Hi @adarsh and @bhroam for your replies
Here’s the output of the sched_config command:
round_robin: False all
by_queue: True all
strict_ordering: false all
help_starving_jobs: false all
backfill_prime: false ALL
prime_exempt_anytime_queues: false
primetime_prefix: p_
nonprimetime_prefix: np_
job_sort_key: “job_priority HIGH” ALL
node_sort_key: “ncpus HIGH unused” ALL
provision_policy: “aggressive_provision”
resources: “ncpus, mem, arch, host, vnode, aoe, eoe, LIC1, LIC2, LIC3, LIC4, LIC5, LIC6, LIC6, LIC7, LIC8, LIC9, LIC10, LIC11, LIC12, LIC13, LIC14, LIC15, LIC16, LIC17, LIC18, LIC19, LIC20, LIC21”
load_balancing: false ALL
smp_cluster_dist: pack
fair_share: true ALL
unknown_shares: 1
fairshare_usage_res: ncpus*walltime
fairshare_entity: Account_Name
fairshare_decay_time: 00:30:00
fairshare_decay_factor: 0.5
preemptive_sched: true ALL
dedicated_prefix: ded
please note that I’ve renmaed the resources from license names to LIC to avoid exposing our license usage.

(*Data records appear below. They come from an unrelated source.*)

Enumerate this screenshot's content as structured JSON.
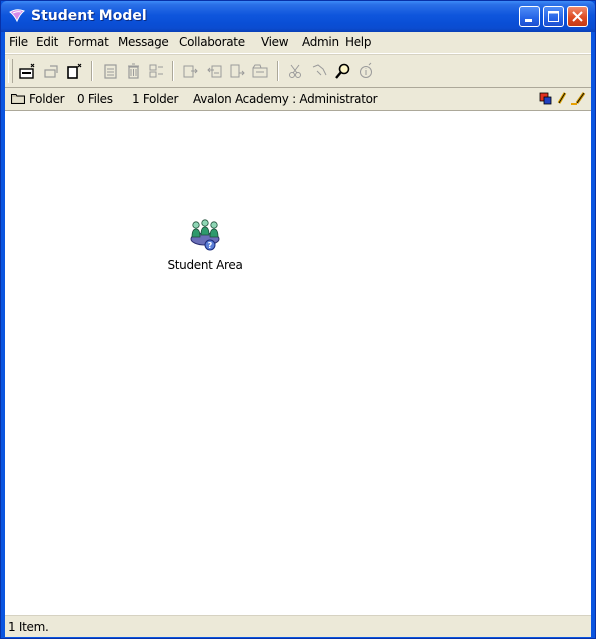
{
  "window": {
    "title": "Student Model"
  },
  "menu": {
    "items": [
      "File",
      "Edit",
      "Format",
      "Message",
      "Collaborate",
      "View",
      "Admin",
      "Help"
    ]
  },
  "toolbar": {
    "icons": [
      "new-document-icon",
      "open-icon",
      "new-page-icon",
      "list-icon",
      "delete-icon",
      "properties-icon",
      "send-icon",
      "reply-icon",
      "forward-icon",
      "folder-view-icon",
      "cut-icon",
      "copy-icon",
      "search-icon",
      "info-icon"
    ]
  },
  "path": {
    "kind": "Folder",
    "files": "0 Files",
    "folders": "1 Folder",
    "location": "Avalon Academy : Administrator"
  },
  "content": {
    "items": [
      {
        "label": "Student Area",
        "icon": "student-group-icon"
      }
    ]
  },
  "status": {
    "text": "1 Item."
  },
  "colors": {
    "titlebar": "#0a55e0",
    "chrome": "#ece9d8",
    "close_button": "#de4b22"
  }
}
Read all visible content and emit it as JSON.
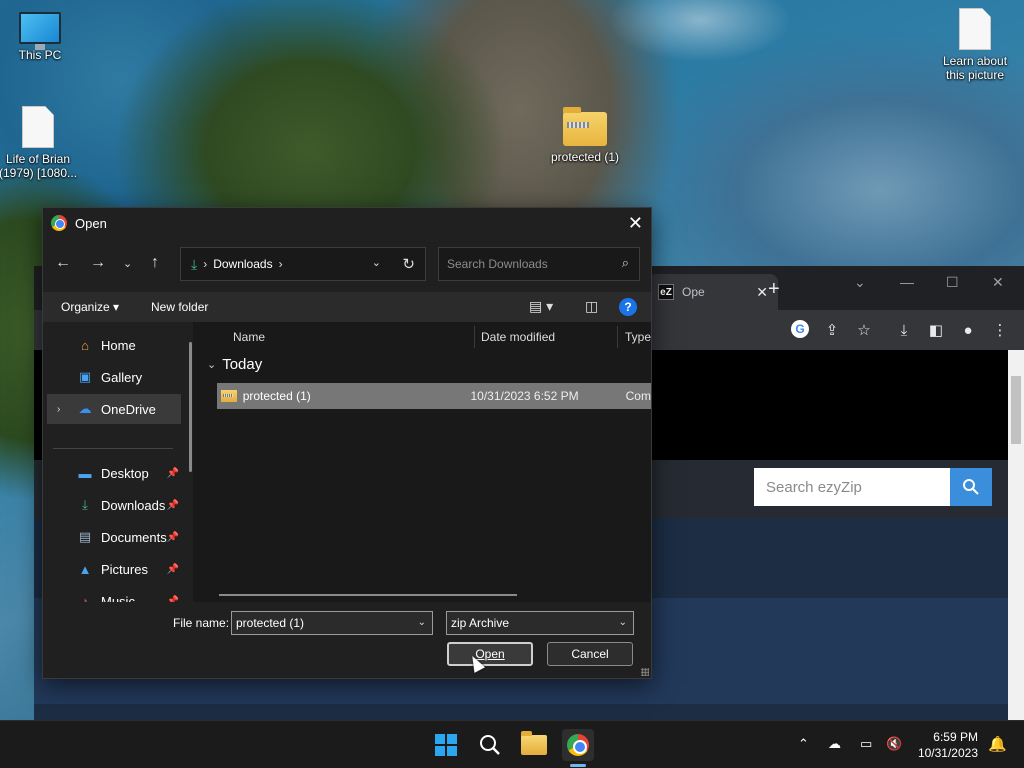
{
  "desktop": {
    "icons": [
      {
        "label": "This PC"
      },
      {
        "label": "Life of Brian (1979) [1080..."
      },
      {
        "label": "protected (1)"
      },
      {
        "label": "Learn about this picture"
      }
    ]
  },
  "browser": {
    "tab_title": "Ope",
    "tab_favicon_text": "eZ",
    "site_search_placeholder": "Search ezyZip"
  },
  "dialog": {
    "title": "Open",
    "address": {
      "location": "Downloads"
    },
    "search_placeholder": "Search Downloads",
    "commands": {
      "organize": "Organize",
      "new_folder": "New folder"
    },
    "sidebar": {
      "home": "Home",
      "gallery": "Gallery",
      "onedrive": "OneDrive",
      "desktop": "Desktop",
      "downloads": "Downloads",
      "documents": "Documents",
      "pictures": "Pictures",
      "music": "Music"
    },
    "columns": {
      "name": "Name",
      "date_modified": "Date modified",
      "type": "Type"
    },
    "group_label": "Today",
    "files": [
      {
        "name": "protected (1)",
        "date": "10/31/2023 6:52 PM",
        "type": "Com"
      }
    ],
    "file_name_label": "File name:",
    "file_name_value": "protected (1)",
    "file_type_value": "zip Archive",
    "open_label": "Open",
    "cancel_label": "Cancel"
  },
  "taskbar": {
    "time": "6:59 PM",
    "date": "10/31/2023"
  }
}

I’ve changed the provision_policy as @adarsh suggested to “avoid_provision” and I will see if that helps, so far after about 30 mins there isn’t much change.

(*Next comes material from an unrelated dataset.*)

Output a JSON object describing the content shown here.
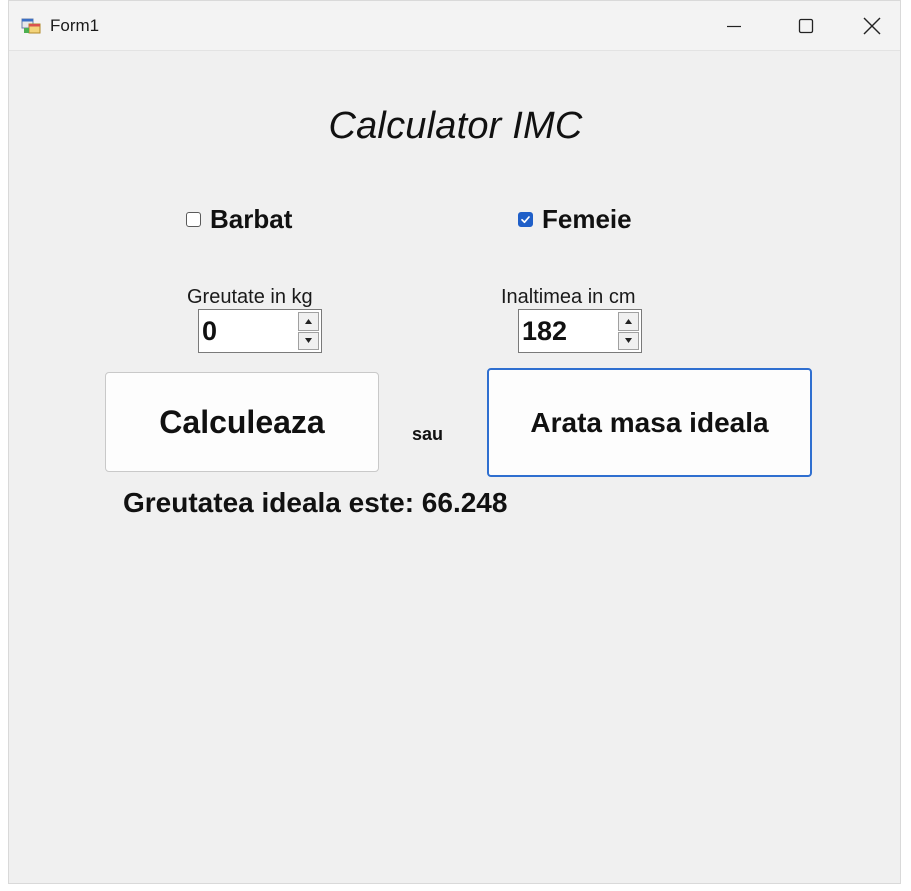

as you can see we have node_sort_key set to “ncpus HIGH unused” - we want our jobs to be equally distributed across all nodes when it comes to ncpus.
Our server’s backfill_depth is set to 0:
qmgr -c ‘print server’ | grep backfill_depth
set server backfill_depth = 0
@bhroam , yes we are using “unused” in our node_sort_key, we have recently migrated from v19.3 to v20.0.1 , I’ve noticed section “4.9.50.3 Sorting Vnodes According to Load Average” do you suggest we follow the periodic hook approach instead?
Any help will be appreciated.
Thanks,
Roy